Looking for the mouth of the Brazos River? Finding it might not be as easy one might think.
Near the coastal towns of Surfside and Quintana you can find the inlet where ships once reached the Brazos
from the Gulf of Mexico. But you won’t find the real mouth of the Brazos there today.
It has moved down the coast about three miles.
To see why, one has to understand how the hopes of early Texas entrepreneurs
clashed with the river’s physical realities.
The Brazos is the longest river segment within Texas, stretching more than 800 miles from near New Mexico to the Gulf. Since it
crosses through the heart of the state’s prime agricultural region, the Brazos was long desired as a route to transport the cotton, sugar and other crops that helped drive Texas’ economy.
Unfortunately, more than a few obstacles stood in the way of making much of the river navigable and useful for commerce.
According to the book “Custodians of the Coast - History of the United States Army Engineers at Galveston,” travel was
impeded by “many rocks, shoals, bars, snags, bends, rapids and variable water levels.” River travel was also hampered by changing water flows – alternately suffering from too
little or too much water.
Crews set to work clearing the river. However, compounding the problem, a sandbar at the river’s mouth
fluctuated in depth from 4 to 10 feet, making the area all but impassable.
As one engineer said in the early 1900s, “As a competitor with the port of Galveston, only 45 miles away,
I do not believe the mouth of the Brazos will ever amount to much unless some additional advantages are given to it.”
The first significant attempt to address the sand bar and access to the Gulf happened in the mid-1850s,
when a group dug a canal linking the river with Galveston Bay, allowing commerce to avoid the sandbar. However, the cost of keeping the canal dredged, coupled with
the rise of railroad for shipping freight, soon caused the project to be abandoned.
Congestion at the Port of Galveston and growing regional industry revived interest in the mouth of the Brazos
in the early 20th century. The U.S. Army Corps of Engineers improved the depth of a channel to more than 20 feet in the Brazos between Freeport and the Gulf. However
periodic flooding would cover the improvements with silt.

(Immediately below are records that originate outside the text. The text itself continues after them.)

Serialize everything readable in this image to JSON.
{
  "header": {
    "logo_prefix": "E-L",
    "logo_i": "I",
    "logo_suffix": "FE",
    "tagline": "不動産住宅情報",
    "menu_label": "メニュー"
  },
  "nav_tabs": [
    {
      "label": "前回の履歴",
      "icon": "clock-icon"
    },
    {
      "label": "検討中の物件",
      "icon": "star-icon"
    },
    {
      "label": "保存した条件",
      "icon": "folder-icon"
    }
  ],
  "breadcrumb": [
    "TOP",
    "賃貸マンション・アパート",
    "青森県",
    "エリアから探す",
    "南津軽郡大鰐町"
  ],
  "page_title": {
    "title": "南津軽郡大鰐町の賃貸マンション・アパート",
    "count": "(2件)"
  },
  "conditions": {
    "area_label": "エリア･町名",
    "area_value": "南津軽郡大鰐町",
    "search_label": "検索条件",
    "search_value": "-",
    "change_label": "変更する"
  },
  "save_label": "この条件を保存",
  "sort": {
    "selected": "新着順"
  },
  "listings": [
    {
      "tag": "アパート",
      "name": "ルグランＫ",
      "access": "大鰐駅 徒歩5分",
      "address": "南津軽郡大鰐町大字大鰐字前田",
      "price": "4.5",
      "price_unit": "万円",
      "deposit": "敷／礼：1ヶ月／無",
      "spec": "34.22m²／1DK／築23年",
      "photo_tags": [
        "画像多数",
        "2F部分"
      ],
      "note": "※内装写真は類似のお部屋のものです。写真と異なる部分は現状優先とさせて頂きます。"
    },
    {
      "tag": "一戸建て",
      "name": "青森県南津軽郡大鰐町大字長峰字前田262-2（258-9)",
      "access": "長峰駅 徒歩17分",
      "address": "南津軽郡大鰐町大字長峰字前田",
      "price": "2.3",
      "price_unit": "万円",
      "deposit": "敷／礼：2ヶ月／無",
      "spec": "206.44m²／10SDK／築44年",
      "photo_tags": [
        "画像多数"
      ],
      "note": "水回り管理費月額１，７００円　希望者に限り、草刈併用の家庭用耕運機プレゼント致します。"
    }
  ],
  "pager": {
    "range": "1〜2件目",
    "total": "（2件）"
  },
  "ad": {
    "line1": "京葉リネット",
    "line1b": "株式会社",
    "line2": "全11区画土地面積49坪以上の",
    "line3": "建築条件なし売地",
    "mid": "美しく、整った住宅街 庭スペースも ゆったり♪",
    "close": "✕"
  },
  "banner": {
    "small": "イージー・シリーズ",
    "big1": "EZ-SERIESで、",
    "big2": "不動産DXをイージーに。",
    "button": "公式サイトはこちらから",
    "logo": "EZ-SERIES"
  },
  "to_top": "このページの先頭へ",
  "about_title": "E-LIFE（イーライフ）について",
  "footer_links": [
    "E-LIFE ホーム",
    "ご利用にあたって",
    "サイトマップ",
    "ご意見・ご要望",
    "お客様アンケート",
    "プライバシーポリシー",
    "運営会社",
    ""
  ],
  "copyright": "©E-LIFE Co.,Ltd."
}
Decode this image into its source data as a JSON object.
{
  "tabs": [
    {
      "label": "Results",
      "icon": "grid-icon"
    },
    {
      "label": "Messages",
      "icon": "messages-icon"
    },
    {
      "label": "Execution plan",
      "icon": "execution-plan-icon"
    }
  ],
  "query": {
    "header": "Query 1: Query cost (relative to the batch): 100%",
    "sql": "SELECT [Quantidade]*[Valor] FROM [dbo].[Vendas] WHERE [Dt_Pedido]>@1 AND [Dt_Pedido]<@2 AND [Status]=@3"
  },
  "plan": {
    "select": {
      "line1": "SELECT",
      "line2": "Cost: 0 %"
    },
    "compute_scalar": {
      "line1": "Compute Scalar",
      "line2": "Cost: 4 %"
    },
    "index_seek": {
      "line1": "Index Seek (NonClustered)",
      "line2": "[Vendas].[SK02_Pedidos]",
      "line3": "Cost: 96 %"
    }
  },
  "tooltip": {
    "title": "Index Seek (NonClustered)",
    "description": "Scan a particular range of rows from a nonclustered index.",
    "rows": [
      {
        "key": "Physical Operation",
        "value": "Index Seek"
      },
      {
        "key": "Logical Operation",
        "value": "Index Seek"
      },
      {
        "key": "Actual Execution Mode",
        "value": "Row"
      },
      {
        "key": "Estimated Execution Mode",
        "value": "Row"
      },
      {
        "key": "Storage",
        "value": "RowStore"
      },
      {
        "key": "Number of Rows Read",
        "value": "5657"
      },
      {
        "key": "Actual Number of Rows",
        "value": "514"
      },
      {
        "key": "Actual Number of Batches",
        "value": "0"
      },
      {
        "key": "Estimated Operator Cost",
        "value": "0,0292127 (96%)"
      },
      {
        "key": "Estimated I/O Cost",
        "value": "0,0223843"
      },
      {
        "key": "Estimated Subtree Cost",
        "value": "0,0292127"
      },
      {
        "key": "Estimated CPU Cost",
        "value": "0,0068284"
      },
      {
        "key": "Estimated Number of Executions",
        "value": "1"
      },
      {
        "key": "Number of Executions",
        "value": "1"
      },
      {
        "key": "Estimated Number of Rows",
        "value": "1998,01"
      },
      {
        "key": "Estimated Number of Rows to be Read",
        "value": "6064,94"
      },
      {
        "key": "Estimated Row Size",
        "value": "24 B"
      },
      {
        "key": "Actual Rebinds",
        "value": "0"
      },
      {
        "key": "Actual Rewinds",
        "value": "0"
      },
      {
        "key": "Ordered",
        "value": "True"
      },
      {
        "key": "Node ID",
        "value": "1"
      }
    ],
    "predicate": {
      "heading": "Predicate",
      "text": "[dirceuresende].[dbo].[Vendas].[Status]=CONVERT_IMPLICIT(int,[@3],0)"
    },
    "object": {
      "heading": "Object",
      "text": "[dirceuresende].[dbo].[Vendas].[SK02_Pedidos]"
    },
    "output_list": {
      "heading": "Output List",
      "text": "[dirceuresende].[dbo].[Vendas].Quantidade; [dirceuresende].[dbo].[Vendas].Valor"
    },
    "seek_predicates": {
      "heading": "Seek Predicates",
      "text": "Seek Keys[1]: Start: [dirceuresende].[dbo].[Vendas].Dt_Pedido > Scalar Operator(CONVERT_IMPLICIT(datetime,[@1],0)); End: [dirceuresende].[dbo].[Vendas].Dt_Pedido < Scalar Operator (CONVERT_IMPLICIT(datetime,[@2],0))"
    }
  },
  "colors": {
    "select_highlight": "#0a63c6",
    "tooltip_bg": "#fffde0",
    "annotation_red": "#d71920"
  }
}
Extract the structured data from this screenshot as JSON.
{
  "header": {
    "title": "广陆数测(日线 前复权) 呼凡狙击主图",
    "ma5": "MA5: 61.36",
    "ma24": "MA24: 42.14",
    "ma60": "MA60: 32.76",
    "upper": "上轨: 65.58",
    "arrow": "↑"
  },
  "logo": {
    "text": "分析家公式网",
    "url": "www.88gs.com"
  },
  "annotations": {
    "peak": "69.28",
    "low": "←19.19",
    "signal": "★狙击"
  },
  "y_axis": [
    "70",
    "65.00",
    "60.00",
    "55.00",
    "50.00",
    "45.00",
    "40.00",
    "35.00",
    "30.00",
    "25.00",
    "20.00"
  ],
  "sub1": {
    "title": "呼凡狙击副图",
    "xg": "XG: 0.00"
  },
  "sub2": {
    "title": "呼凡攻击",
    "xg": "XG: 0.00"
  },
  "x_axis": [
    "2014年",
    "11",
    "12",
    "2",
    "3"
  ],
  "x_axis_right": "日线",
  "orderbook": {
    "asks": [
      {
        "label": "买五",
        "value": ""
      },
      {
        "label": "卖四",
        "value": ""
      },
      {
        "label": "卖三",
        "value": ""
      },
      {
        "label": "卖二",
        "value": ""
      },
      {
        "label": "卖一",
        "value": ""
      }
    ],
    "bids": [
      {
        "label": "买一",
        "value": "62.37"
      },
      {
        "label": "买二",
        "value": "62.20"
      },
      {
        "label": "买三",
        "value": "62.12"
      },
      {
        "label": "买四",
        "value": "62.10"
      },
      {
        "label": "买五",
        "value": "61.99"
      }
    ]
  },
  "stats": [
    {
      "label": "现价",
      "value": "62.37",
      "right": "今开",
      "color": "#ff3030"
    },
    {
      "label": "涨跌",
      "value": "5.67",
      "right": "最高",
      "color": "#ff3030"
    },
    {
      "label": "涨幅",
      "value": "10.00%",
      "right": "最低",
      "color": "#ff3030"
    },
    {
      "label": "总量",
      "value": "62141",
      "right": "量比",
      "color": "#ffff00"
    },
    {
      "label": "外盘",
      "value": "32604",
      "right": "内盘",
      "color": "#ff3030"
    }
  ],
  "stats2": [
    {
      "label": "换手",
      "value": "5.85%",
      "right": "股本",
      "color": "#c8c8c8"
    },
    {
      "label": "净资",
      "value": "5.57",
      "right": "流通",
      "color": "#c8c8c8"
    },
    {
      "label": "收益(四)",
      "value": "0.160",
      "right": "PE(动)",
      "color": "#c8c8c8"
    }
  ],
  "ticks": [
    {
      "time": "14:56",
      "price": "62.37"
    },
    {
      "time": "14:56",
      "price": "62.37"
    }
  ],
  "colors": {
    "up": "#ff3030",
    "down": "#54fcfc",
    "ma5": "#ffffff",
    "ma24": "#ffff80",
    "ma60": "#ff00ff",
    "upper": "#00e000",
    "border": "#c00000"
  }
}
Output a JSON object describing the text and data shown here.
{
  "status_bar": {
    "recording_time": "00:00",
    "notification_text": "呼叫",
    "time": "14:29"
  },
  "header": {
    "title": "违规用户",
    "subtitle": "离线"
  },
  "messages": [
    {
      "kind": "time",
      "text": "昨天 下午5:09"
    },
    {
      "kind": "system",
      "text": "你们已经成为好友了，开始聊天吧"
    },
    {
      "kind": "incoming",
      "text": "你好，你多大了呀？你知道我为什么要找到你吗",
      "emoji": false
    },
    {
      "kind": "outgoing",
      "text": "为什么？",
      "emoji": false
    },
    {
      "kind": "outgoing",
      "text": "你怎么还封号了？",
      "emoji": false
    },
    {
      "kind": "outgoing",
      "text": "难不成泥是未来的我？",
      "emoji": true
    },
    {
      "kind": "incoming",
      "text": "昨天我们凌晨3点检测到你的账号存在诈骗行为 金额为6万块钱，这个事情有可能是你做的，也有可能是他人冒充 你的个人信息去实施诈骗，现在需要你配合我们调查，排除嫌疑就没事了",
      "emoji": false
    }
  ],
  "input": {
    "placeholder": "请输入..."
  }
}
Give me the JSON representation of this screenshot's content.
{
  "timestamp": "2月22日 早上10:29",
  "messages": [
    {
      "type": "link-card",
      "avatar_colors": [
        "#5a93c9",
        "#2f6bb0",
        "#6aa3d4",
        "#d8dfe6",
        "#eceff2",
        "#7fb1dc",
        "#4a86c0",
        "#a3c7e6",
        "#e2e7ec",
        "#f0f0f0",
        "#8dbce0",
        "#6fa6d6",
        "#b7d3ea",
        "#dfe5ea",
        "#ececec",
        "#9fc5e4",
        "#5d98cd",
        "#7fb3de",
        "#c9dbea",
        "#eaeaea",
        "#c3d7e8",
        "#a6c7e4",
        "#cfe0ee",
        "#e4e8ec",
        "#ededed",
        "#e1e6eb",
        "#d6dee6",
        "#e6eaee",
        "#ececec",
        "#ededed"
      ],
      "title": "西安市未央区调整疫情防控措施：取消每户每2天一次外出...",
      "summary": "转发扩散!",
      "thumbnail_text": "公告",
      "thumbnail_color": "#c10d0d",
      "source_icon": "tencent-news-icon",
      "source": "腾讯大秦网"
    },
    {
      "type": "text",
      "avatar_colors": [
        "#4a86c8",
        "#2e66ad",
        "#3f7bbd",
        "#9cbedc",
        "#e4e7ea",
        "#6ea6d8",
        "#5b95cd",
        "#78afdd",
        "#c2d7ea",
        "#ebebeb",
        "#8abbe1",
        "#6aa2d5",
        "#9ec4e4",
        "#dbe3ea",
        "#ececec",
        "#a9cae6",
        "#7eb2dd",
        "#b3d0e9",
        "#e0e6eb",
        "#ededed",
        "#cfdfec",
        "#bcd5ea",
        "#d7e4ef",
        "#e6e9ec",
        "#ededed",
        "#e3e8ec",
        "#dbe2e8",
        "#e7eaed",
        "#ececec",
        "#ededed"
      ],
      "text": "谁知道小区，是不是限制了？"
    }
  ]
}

Finally, in 1929, the Corps dug a new mouth to the river a few miles down the coast, where the sandbar wasn’t an
issue. A dam was built to divert the Brazos to this new outlet, where it meets the Gulf to this day.
The river’s old mouth remains, connected to Freeport Harbor, which reaches inland to just east of the Brazos
diversion dam. According to the Army Engineers' history book, officials in Freeport have since dredged that Harbor channel to help with navigation.
Thus with its two “mouths” the Brazos holds a unique place among Texas rivers.